First, to address the premium issue. EWJ holds a basket of Japanese stocks that trade on the Tokyo Stock Exchange during its market hours of 9am to 3pm (8pm to 2am ET).  When EWJ opens for trading on the U.S. market the next morning, it can serve as a price discovery vehicle, allowing investors to continue to gain access to the closed securities and help determine a current price based on the most recent news and information. EWJ’s end-of-day NAV is then calculated based on the underlying securities’ closing prices from 14 hours earlier. This means that the closing price (based on current investor sentiment) and the NAV (based on local markets long closed) will almost always differ–a discrepancy that can become more pronounced when there are market-disrupting events in play.  
You can see how NAV and closing market price are rarely, if ever, going to be the same–but there’s no telling if the difference will be a premium or a discount. This is why the assertion that authorized participants used the time difference to their advantage, “buy(ing) Japanese stocks cheaply (while U.S. markets were closed) for the purpose of creating baskets later to sell to U.S. investors at a premium,” is a bogus one. It’s essentially like saying that a market maker in the U.S. on Tuesday has precise knowledge of where Japan will be trading on Wednesday–never mind all the unknowns that exist in that scenario.   
Check out the graph below, which maps the percent change in price of EWJ, the U.K.-listed iShares Japan ETF (which also tracks the MSCI Japan Index), and the MSCI Japan Index the week following the earthquake and subsequent tsunami in Japan.  After the index traded down in Japan on Monday March 14th, the U.K ETF opened just north of Japanese markets and later traded almost in lockstep with EWJ during U.S. market hours. News of the escalating nuclear crisis caused further decline during Japan’s Tuesday session before investor sentiment again buoyed the ETFs during the U.K and U.S. trading days. Note that 1.5 hours pass between Japan’s close and the U.K.’s open, and 4 hours pass between the U.S.’s close and Japan’s open–and news is being disseminated around the clock.
 Please click here for standardized performance for EWJ.
Source: Bloomberg 3/13/11 – 3/16/11. Past performance does not guarantee future results. 

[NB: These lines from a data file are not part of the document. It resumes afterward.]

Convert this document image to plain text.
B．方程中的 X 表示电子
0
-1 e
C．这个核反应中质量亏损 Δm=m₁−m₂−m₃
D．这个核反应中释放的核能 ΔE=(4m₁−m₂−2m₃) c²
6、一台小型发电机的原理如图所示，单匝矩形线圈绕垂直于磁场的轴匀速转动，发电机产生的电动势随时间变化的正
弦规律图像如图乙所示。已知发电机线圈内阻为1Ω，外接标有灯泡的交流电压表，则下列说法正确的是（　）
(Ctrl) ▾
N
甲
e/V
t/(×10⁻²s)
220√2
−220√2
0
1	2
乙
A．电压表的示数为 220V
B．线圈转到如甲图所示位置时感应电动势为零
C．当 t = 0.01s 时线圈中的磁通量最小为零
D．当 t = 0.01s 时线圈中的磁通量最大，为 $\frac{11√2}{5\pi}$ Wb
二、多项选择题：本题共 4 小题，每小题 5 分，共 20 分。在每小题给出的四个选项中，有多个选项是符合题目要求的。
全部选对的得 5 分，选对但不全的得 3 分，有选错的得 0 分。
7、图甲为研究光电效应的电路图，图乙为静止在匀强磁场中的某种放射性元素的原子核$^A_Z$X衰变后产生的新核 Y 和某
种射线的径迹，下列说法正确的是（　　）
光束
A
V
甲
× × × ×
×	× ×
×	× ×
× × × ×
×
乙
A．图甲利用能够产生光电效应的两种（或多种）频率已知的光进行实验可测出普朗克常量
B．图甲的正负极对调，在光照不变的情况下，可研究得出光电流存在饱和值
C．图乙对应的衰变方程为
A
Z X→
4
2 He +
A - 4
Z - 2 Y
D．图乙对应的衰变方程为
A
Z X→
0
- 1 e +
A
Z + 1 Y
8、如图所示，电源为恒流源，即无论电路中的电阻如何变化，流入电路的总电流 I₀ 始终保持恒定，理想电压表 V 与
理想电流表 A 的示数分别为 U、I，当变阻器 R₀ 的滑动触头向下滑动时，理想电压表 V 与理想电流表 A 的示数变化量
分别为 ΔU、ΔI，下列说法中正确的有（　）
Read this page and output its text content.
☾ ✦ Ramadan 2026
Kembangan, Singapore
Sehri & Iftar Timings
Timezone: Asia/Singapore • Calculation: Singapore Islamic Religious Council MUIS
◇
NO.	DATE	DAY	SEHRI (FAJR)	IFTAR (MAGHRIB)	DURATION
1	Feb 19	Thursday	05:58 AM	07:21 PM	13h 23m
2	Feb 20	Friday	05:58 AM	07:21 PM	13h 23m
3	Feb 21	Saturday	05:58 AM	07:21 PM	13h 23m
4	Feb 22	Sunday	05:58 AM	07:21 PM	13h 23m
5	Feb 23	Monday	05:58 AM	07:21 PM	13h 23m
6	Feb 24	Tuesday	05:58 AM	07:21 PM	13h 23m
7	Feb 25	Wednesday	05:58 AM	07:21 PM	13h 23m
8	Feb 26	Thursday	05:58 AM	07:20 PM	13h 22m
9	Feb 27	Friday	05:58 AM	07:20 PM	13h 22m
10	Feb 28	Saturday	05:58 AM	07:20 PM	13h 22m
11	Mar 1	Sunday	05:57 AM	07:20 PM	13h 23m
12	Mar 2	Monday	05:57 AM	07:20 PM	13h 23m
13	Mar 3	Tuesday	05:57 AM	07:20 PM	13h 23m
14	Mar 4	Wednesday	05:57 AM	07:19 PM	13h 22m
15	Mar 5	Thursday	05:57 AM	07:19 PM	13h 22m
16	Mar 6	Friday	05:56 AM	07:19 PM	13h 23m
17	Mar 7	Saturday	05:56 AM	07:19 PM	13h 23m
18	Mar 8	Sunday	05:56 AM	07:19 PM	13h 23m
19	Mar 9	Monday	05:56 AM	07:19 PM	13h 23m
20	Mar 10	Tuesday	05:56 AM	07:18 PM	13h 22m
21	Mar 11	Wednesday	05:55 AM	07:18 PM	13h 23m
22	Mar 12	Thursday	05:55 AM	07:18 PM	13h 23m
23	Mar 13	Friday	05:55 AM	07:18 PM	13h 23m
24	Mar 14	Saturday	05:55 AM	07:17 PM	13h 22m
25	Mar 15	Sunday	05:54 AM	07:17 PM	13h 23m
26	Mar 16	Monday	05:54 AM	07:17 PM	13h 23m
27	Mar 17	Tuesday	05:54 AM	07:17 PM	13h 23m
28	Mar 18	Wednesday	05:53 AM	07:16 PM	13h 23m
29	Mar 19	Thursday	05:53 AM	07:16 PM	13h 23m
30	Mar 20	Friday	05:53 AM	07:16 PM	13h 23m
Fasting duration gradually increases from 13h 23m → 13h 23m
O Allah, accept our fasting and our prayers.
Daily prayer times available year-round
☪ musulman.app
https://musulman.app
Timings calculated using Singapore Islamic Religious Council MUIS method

We can speculate about what caused investor sentiment to change direction, but what’s more important is that the market price of the U.K. ETF and EWJ reflected the aggregate view of the underlying basket of securities as determined by the supply and demand seen on the exchange. Each of these ETFs provided an actionable price that incorporated all the current information and risk that the market perceived about the underlying equities, given the fact that these securities were currently unavailable to trade. What’s more, EWJ’s volume spiked significantly during this time period, reaching almost $4B on 3/15 (over 12 times its already substantial average daily volume (ADV) in the month of February). And spreads remained at a penny. 
Is EWJ a perfect proxy for Japan? I’d go out on a limb and say it’s one of the closest proxies available for U.S. investors. It gives U.S. investors the opportunity to invest in a diversified basket of Japanese securities during U.S. market hours, and it gives the investment world a vehicle to price new information into the securities even when they are closed for trading on their local exchange - that’s about as close as you can get. At the end of the day, EWJ worked exactly how we’d expect it to work in a tumultuous market, and that’s what counts in our book.